The review does contain the most convincing argument I have come across about why opposition to gay marriage is so very important to the conservatives: “[Chaput’s] concern centers not on same-sex marriage per se, but rather on what it allegedly represents and perpetuates — namely, a society in which we are no longer able to orient ourselves because one of the most fundamental features of identity, gender, has been stripped of consequence. Any notion that certain features of who we are might be givens, that we could be born into one association or social role but not others, is now anathema.”
This line of reasoning would also explain why conservatives are committed to the idea that homosexuality is learned behaviour, which can and should be unlearned.
Teitelbaum’s review and Dreher’s response on his blog deserve a great deal more space than I can give them here, and I’d urge everyone to read both at length. Teitelbaum zeroes in on the claim that there are moral facts: “You might think that the claim ‘All men are created equal’ is not the same kind of falsifiable statement as ‘The temperature outside right now is 86 degrees’; but Chaput begs to differ. The former is as much of a fact as the latter, he claims, and if it is regarded as a non-fact — as an opinion — it is more easily relativized and conditionally dismissed.”

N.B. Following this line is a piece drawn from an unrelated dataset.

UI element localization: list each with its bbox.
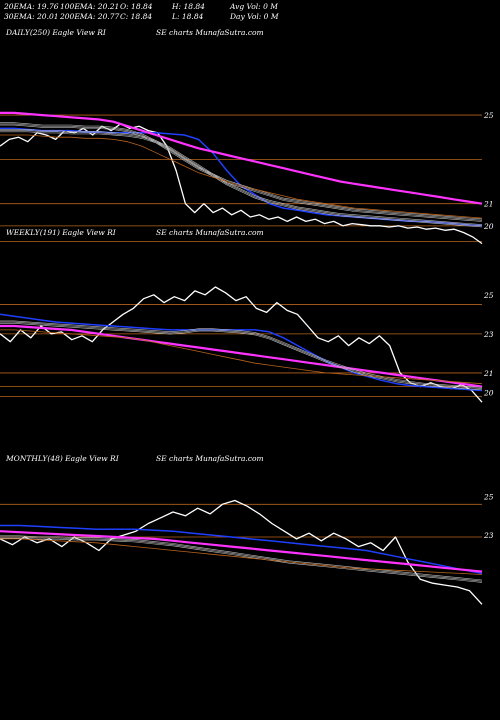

Dreher picks up on, and concedes, the really important point that liberalism is in some sense an outgrowth of Christianity, which first came up with the idea of universal moral truths valid for every culture, and thus that anti-modernism will in time become profoundly hostile to Christianity itself.
“Racialism is a powerful god — a false one, but a powerful one. Look at how identity politics (racial, sexual, etc) has destroyed old-school liberalism. Racialism is going to do the same thing to old-school conservatism. Even if our churches are conservative in theology, if all they’re giving is right-wing politics and bland therapeutic pieties, it will give us nothing with which to resist the anti-Christian Right.
“The question I always have for liberal critics of anti-modernists is this: what do you have to offer? If the Christian religion and its precepts are no longer undergirding and binding our civilization, what is?”